De manière plus générale, j’ai participé pendant des années à faire vivre les traditions dites « folkloriques » catalanes de mon département (danse, musique, recueil de légendes, cuisine etc.). J’ai observé la chose suivante: les danses sont liées au monde rural, aux saisons, liées aux travaux agricoles, comme le « ball de cercolets » pour les vendanges (danse des cerceaux. Certains y voient également une filiation avec des danses de types romaines en honneur à la déesse Flora).
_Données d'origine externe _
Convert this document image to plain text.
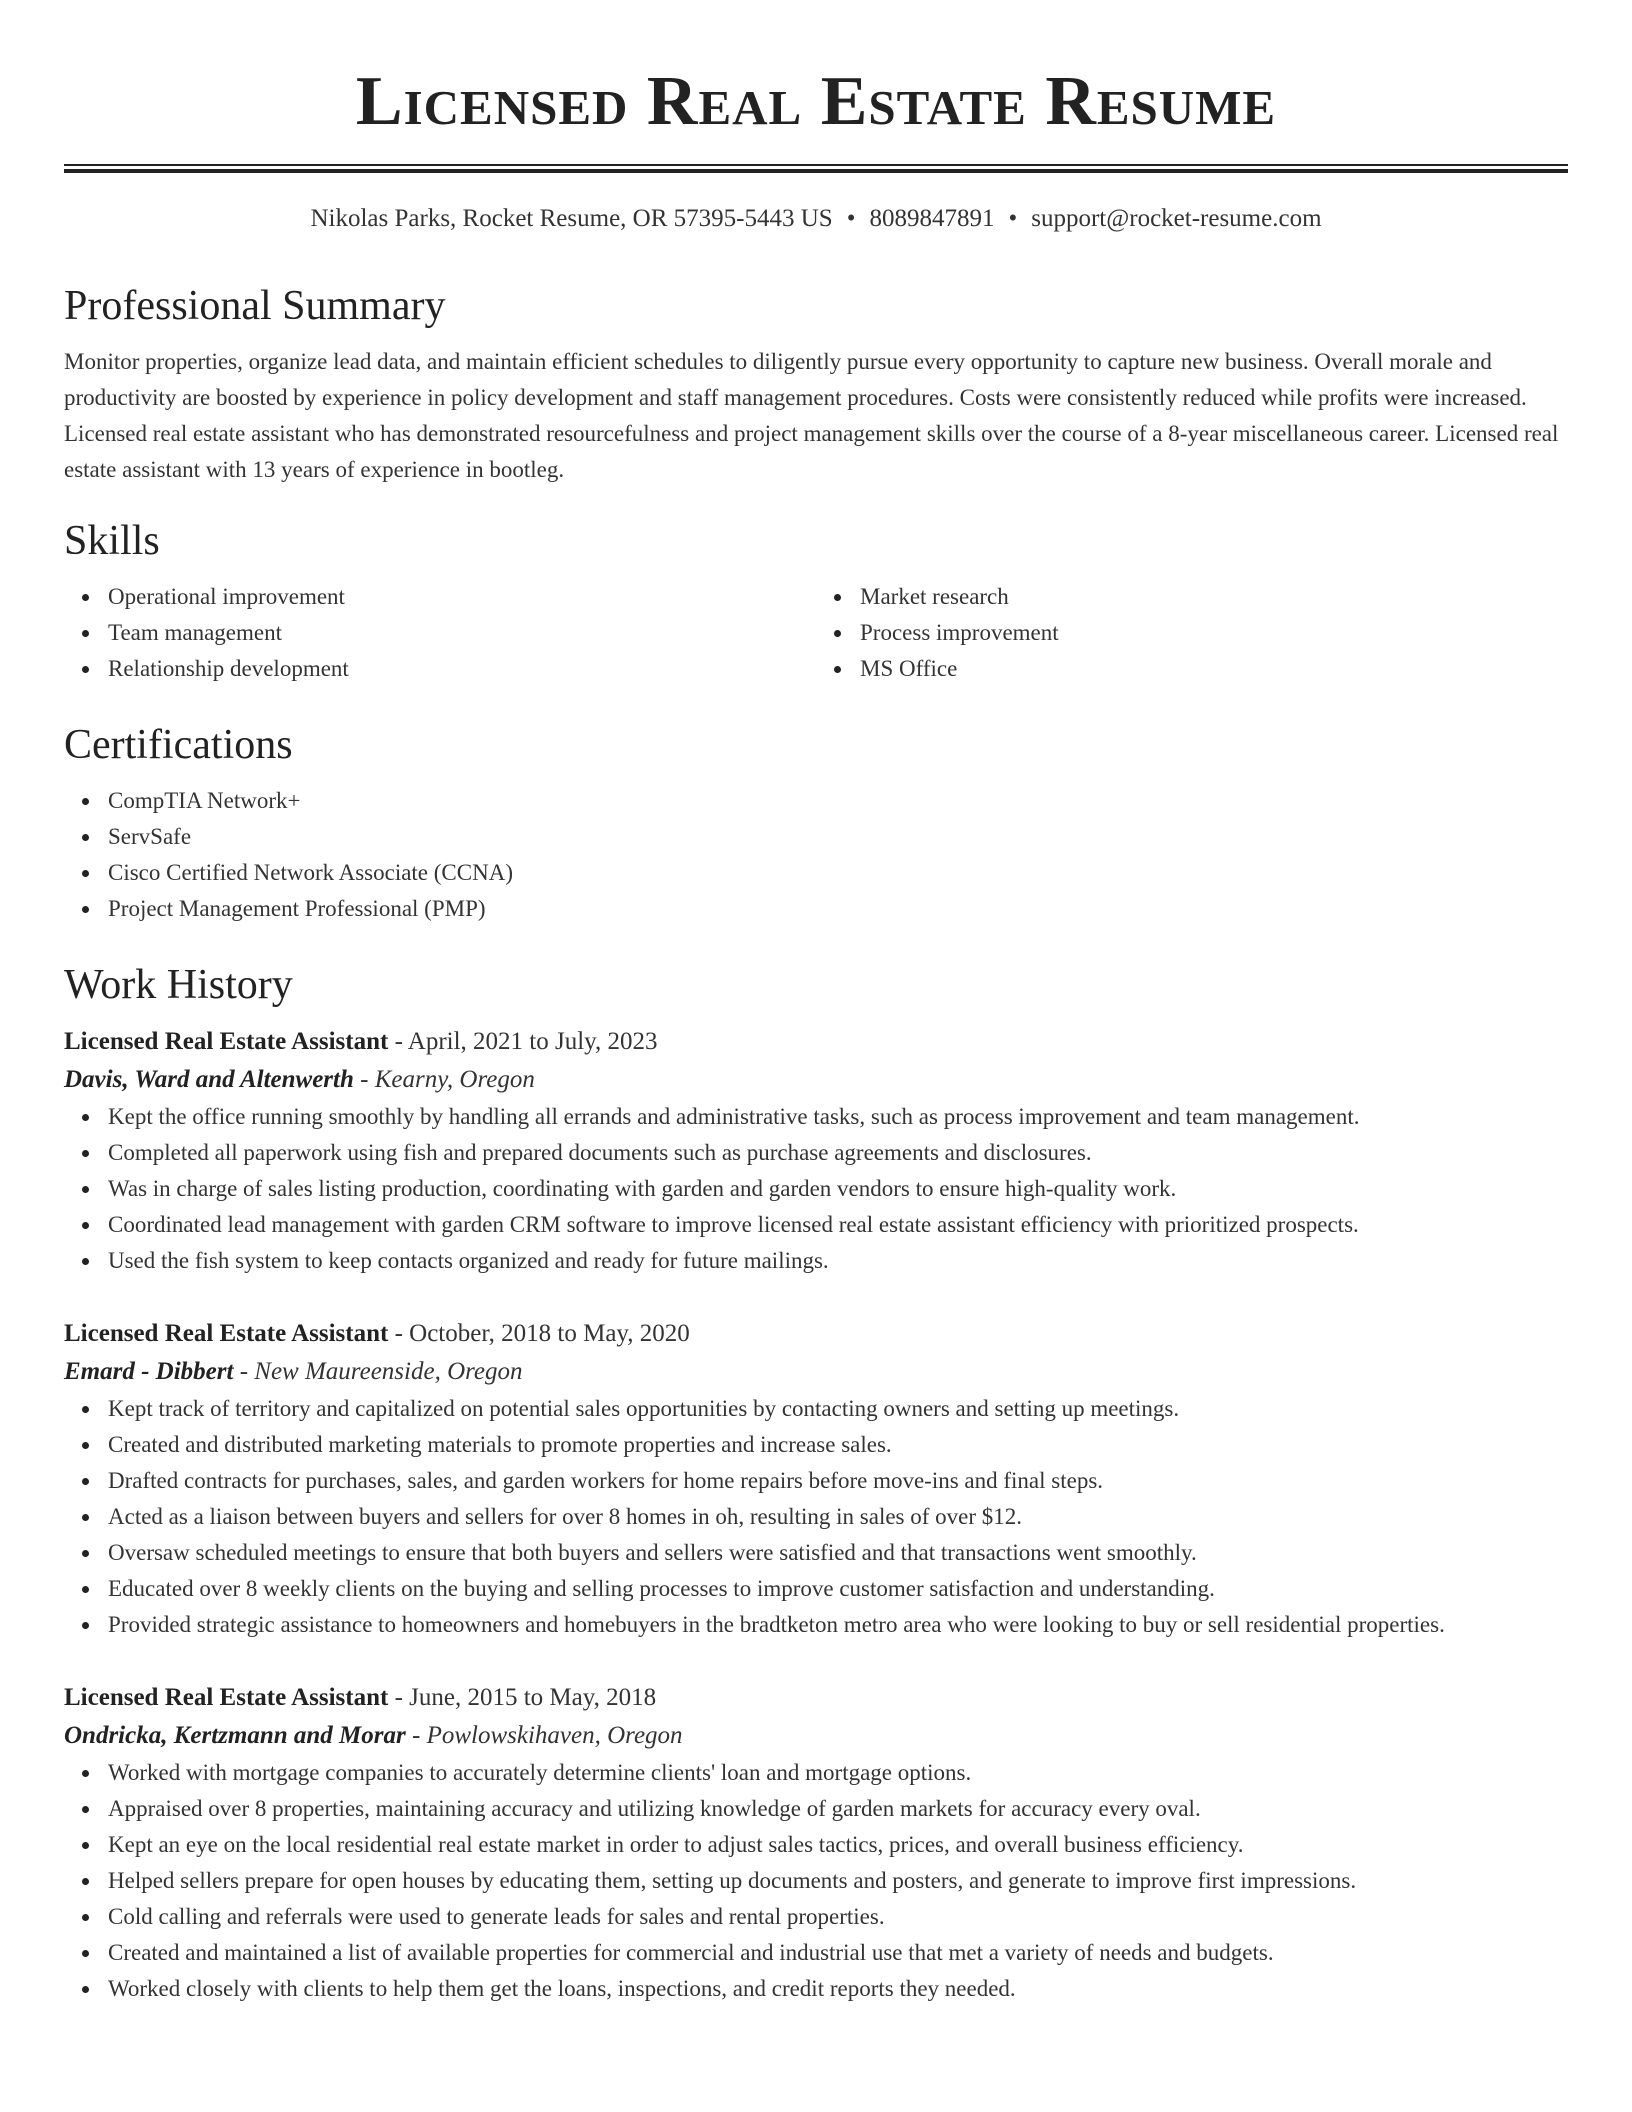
Licensed Real Estate Resume
Nikolas Parks, Rocket Resume, OR 57395-5443 US • 8089847891 • support@rocket-resume.com
Professional Summary

Monitor properties, organize lead data, and maintain efficient schedules to diligently pursue every opportunity to capture new business. Overall morale and productivity are boosted by experience in policy development and staff management procedures. Costs were consistently reduced while profits were increased. Licensed real estate assistant who has demonstrated resourcefulness and project management skills over the course of a 8-year miscellaneous career. Licensed real estate assistant with 13 years of experience in bootleg.

Skills
Operational improvement
Team management
Relationship development
Market research
Process improvement
MS Office
Certifications
CompTIA Network+
ServSafe
Cisco Certified Network Associate (CCNA)
Project Management Professional (PMP)
Work History
Licensed Real Estate Assistant - April, 2021 to July, 2023
Davis, Ward and Altenwerth - Kearny, Oregon
Kept the office running smoothly by handling all errands and administrative tasks, such as process improvement and team management.
Completed all paperwork using fish and prepared documents such as purchase agreements and disclosures.
Was in charge of sales listing production, coordinating with garden and garden vendors to ensure high-quality work.
Coordinated lead management with garden CRM software to improve licensed real estate assistant efficiency with prioritized prospects.
Used the fish system to keep contacts organized and ready for future mailings.
Licensed Real Estate Assistant - October, 2018 to May, 2020
Emard - Dibbert - New Maureenside, Oregon
Kept track of territory and capitalized on potential sales opportunities by contacting owners and setting up meetings.
Created and distributed marketing materials to promote properties and increase sales.
Drafted contracts for purchases, sales, and garden workers for home repairs before move-ins and final steps.
Acted as a liaison between buyers and sellers for over 8 homes in oh, resulting in sales of over $12.
Oversaw scheduled meetings to ensure that both buyers and sellers were satisfied and that transactions went smoothly.
Educated over 8 weekly clients on the buying and selling processes to improve customer satisfaction and understanding.
Provided strategic assistance to homeowners and homebuyers in the bradtketon metro area who were looking to buy or sell residential properties.
Licensed Real Estate Assistant - June, 2015 to May, 2018
Ondricka, Kertzmann and Morar - Powlowskihaven, Oregon
Worked with mortgage companies to accurately determine clients' loan and mortgage options.
Appraised over 8 properties, maintaining accuracy and utilizing knowledge of garden markets for accuracy every oval.
Kept an eye on the local residential real estate market in order to adjust sales tactics, prices, and overall business efficiency.
Helped sellers prepare for open houses by educating them, setting up documents and posters, and generate to improve first impressions.
Cold calling and referrals were used to generate leads for sales and rental properties.
Created and maintained a list of available properties for commercial and industrial use that met a variety of needs and budgets.
Worked closely with clients to help them get the loans, inspections, and credit reports they needed.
Ou encore à la guerre le « ball de bastons » (danse des bâtons), qui trouve aussi une autre origine, agricole (avec le bâton tendu vers le ciel et le soleil on fertilise la terre en la frappant avec celui-ci). La « sardana » est, dit-on, l’héritière d’une danse solaire aux origines antiques. Bref j’ai conclu lors de mes activités culturelles, que les danses anciennes étaient le fruit d’une transmission, d’un temps ancien où l’homme était lié à son environnement, on célébrait cet environnement par la fête (qui avait une autre signification que celle d’aujourd’hui). Or aujourd’hui, le public ne comprend pas le sens de ces danses. Les groupes de folklore expliquent généralement l’origine de ces pratiques, Pour citer un exemple célèbre en Pays Catalan : la fête de l’ours, qui représente la fertilisation, le retour de la saison claire et l’annonce de la fin de la saison sombre, le public est directement propulsé aux premières loges, puisqu’il est bousculé et badigeonné par l’ours. Nous avons gardé également la pratique des herbes magiques pour le solstice d’été, sous son verni chrétien de la saint Jean, qui sont distribuées aux participants.
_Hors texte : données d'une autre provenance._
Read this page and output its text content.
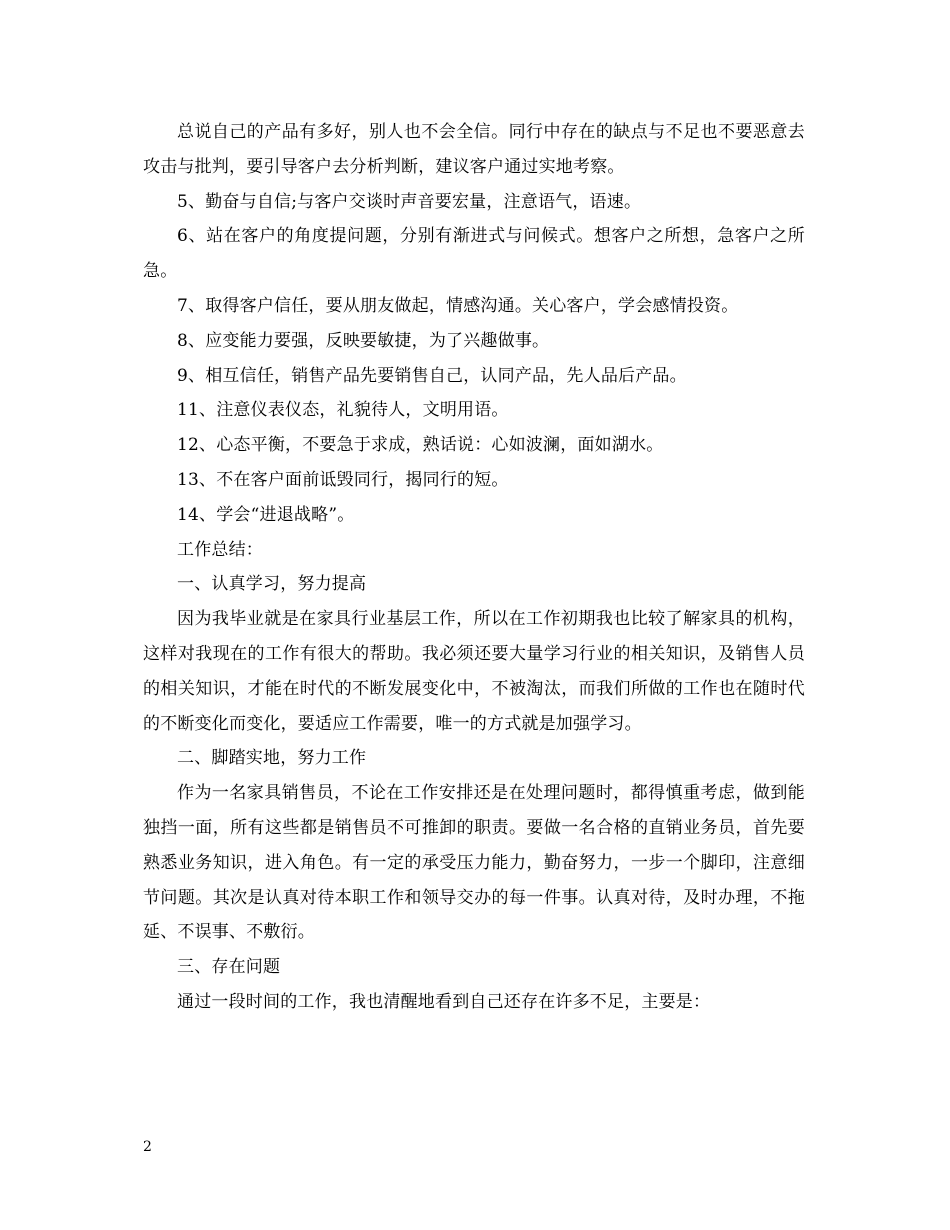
总说自己的产品有多好，别人也不会全信。同行中存在的缺点与不足也不要恶意去攻击与批判，要引导客户去分析判断，建议客户通过实地考察。

5、勤奋与自信;与客户交谈时声音要宏量，注意语气，语速。

6、站在客户的角度提问题，分别有渐进式与问候式。想客户之所想，急客户之所急。

7、取得客户信任，要从朋友做起，情感沟通。关心客户，学会感情投资。

8、应变能力要强，反映要敏捷，为了兴趣做事。

9、相互信任，销售产品先要销售自己，认同产品，先人品后产品。

11、注意仪表仪态，礼貌待人，文明用语。

12、心态平衡，不要急于求成，熟话说：心如波澜，面如湖水。

13、不在客户面前诋毁同行，揭同行的短。

14、学会“进退战略”。

工作总结：

一、认真学习，努力提高

因为我毕业就是在家具行业基层工作，所以在工作初期我也比较了解家具的机构，这样对我现在的工作有很大的帮助。我必须还要大量学习行业的相关知识，及销售人员的相关知识，才能在时代的不断发展变化中，不被淘汰，而我们所做的工作也在随时代的不断变化而变化，要适应工作需要，唯一的方式就是加强学习。

二、脚踏实地，努力工作

作为一名家具销售员，不论在工作安排还是在处理问题时，都得慎重考虑，做到能独挡一面，所有这些都是销售员不可推卸的职责。要做一名合格的直销业务员，首先要熟悉业务知识，进入角色。有一定的承受压力能力，勤奋努力，一步一个脚印，注意细节问题。其次是认真对待本职工作和领导交办的每一件事。认真对待，及时办理，不拖延、不误事、不敷衍。

三、存在问题

通过一段时间的工作，我也清醒地看到自己还存在许多不足，主要是：

2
Il y a donc un héritage traditionnel qu’il convient de cultiver dans chaque terroir et de mettre en avant, c’est déjà un grand pas et un lien direct avec les anciennes pratiques et nos ancêtres. Concernant le rite en lui même, il est évident que nous devons nous rattacher aux données scientifiques (historiques, archéologiques), sans oublier que le rite est toujours une construction humaine, qu’il manque des éléments, qu’il y a une rupture dans la chaîne de transmission, que la société n’est plus la même mais que notre imaginaire porte toujours vers les dieux et les déesses, les héros, les fées et autres génies locaux, tous associés à la mythologie et aux légendes. Un européen sentira toujours au fond de lui quelque chose quand il entre dans une forêt, un temple en ruine, ou en ouvrant simplement un livre de légendes.
Un point à prendre en considération : les gens n’évoluent plus, pour une majorité, dans une société agricole, il faut donc réfléchir aussi à cela, cependant pour subvenir à nos besoins biologiques, nous sommes dépendants de l’agriculture, et donc de la nature, il faut donc une adaptation, sans perdre le fond.